Using biochemical analysis, we found that oral treatment of pregnant mother animals with creatine or incubation of brainstem slices in creatine containing artificial CSF increased phosphocreatine concentrations and stabilised ATP values during anoxia in brain tissue of neonatal mice. ATP concentrations were lower, but not significantly different, in slices incubated for three hours either in normal or in creatine containing artificial CSF. However, phosphocreatine concentrations were significantly higher after slices were incubated in creatine containing artificial CSF or after they were incubated in artificial CSF without creatine. ATP concentrations were decreased in both groups after incubation for three hours. We interpret this finding to be the result of the low metabolic activity of slices held at a temperature of 27°C.
After 30 minutes anoxia, ATP was significantly reduced (54%) in control brainstem slices, while there was only a slight decrease of ATP values (8%) in slices that were pretreated with creatine. In addition, phosphocreatine was only slightly decreased in creatine pretreated slices, whereas it was almost completely depleted after 30 minutes anoxia in control tissue.
Physiological processes and life rescuing mechanisms—for example, the highly energy demanding hypoxic augmentation of respiratory activity,9 depend on a sufficient energy supply and hence a sufficient phosphocreatine pool. Under normal conditions, phosphocreatine decreases rapidly to 40–50% during hypoxic conditions, which is accompanied by a comparable fall in ATP values, indicating failure of ATP synthesis.13 14 Such energy depletion is correlated with the onset of hypoxic depression of the central respiratory network, as Pierard and co-workers15have shown by magnetic resonance spectroscopy.
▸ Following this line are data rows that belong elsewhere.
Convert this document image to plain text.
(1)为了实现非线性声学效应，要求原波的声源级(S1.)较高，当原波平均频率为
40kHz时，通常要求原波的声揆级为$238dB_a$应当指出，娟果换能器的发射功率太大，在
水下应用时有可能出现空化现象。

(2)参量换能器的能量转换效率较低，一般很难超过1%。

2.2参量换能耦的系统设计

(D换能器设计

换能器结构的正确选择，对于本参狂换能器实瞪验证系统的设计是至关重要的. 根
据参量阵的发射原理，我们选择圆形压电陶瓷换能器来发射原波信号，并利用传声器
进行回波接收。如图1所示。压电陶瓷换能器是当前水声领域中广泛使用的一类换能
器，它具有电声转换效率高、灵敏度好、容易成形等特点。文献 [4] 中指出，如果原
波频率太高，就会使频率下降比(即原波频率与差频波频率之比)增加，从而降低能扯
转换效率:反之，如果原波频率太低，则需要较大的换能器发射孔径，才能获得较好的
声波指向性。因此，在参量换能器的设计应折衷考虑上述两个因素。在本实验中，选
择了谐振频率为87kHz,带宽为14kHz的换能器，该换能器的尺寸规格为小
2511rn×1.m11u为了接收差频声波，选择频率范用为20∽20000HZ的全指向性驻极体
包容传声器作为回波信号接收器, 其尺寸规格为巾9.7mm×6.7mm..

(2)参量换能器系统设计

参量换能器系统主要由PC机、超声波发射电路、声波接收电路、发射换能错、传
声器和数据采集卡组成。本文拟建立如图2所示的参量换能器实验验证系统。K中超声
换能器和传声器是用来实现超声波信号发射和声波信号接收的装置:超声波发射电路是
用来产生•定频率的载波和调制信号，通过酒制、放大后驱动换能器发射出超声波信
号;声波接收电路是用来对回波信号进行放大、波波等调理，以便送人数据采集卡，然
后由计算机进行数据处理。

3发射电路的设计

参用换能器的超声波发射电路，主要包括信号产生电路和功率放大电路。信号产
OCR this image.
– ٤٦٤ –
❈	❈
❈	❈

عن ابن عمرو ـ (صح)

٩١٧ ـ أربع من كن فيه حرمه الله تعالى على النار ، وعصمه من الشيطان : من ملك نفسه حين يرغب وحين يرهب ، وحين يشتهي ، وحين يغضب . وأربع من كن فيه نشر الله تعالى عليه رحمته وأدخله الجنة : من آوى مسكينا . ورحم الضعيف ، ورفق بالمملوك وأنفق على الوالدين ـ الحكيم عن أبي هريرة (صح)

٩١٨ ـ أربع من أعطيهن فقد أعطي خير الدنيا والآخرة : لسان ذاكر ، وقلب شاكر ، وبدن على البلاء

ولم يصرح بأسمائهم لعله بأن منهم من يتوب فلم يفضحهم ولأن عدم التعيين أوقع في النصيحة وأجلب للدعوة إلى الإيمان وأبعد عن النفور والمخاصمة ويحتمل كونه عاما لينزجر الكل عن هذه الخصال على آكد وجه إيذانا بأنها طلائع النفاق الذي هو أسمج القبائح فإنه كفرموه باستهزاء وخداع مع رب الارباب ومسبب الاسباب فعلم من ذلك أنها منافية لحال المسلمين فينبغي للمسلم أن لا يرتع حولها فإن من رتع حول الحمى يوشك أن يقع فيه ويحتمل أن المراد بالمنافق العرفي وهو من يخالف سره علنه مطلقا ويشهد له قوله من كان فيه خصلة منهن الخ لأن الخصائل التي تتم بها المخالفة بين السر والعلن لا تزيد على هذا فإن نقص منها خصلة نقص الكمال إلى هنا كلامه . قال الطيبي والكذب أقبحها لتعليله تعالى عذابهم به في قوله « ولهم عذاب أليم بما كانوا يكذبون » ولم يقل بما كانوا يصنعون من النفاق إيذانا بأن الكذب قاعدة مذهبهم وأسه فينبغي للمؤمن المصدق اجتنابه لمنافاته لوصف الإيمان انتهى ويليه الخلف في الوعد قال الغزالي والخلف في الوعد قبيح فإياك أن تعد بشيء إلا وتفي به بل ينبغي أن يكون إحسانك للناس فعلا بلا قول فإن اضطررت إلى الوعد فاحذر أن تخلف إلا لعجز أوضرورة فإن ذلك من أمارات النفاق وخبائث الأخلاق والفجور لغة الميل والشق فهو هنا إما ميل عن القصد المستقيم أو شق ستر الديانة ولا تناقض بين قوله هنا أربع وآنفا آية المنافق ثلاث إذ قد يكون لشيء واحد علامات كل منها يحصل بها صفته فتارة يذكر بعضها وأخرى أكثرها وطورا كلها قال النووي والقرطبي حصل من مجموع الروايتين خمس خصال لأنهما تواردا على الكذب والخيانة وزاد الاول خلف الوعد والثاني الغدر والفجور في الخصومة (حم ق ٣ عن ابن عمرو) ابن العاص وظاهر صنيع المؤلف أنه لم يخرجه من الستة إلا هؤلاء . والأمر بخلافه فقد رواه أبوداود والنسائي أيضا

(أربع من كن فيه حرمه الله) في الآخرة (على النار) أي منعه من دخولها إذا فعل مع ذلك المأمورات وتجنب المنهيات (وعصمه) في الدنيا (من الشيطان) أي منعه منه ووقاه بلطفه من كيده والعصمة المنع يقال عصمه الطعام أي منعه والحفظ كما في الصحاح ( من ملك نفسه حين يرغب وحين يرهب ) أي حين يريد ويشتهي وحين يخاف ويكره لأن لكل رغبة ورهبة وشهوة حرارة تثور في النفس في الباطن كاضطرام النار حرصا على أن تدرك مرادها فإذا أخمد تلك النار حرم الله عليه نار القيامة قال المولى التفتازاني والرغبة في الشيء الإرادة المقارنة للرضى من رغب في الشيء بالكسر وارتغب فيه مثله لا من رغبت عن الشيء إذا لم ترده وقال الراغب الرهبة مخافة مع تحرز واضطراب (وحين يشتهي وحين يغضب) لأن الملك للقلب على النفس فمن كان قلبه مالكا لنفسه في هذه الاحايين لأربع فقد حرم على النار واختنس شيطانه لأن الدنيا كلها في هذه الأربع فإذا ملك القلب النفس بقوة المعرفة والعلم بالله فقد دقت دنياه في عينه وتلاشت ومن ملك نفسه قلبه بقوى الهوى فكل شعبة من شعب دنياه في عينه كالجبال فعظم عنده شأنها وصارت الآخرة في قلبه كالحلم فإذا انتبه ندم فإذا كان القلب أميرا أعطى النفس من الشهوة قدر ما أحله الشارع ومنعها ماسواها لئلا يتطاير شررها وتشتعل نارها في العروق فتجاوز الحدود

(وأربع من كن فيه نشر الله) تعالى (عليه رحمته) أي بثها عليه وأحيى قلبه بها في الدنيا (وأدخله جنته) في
This neural response can easily be explained by the blockade of synaptic interaction within the network.15 Inhibitory synaptic transmission seems to be more sensitive to hypoxic stress,16 which leads to the danger of excitotoxicity of excitatory amino acids. Excessive excitation could lead to the massive influx of cations, which can lead to severe damage to neurones. This is particularly threatening to neonatal animals in which compensatory rescue mechanisms are underpowered.17 The immature isoform of the NMDA (N-methyl-D-aspartate) receptor reveals a higher open probability, and its deactivation is slower than that of adult NMDA receptors, resulting in an enhanced Ca2+ influx.17 This may be potentiated by a Ca2+ influx through depolarisation activated L-type Ca2+ channels.18 Immature brain tissue might not be able to cope with such a Ca2+overload. The reason is that creatine kinase is three to six times less active in immature than in mature animals, which results in a limited energy pool.19 20 The responsible cellular mechanisms for this observation are summarised in the scheme shown in fig3.
In immature as well as in mature animals, cell death does not occur as long as the ATP content remains above 25% of control.21 This has important clinical implications, because stabilisation of a sufficient ATP content could be neuroprotective. ATP is needed for energy consuming processes such as 3Na+/2K+ and Ca2+pumping,22 which are the key processes for ionic homeostasis determining neuronal excitability and synaptic transmission. Inhibitory and excitatory synaptic transmission should also be protected by increasing ATP supply. This is consistent with the finding that preincubation of neocortical cells with creatine also had a pronounced protective effect against hypoxic depression of synaptic transmission.7 23 24
In conclusion, our data demonstrate that hypoxic energy failure in neonatal mice can be prevented by exogenous creatine applied before the hypoxic event. From this observation, the working hypothesis is derived that creatine might also be neuroprotective in humans.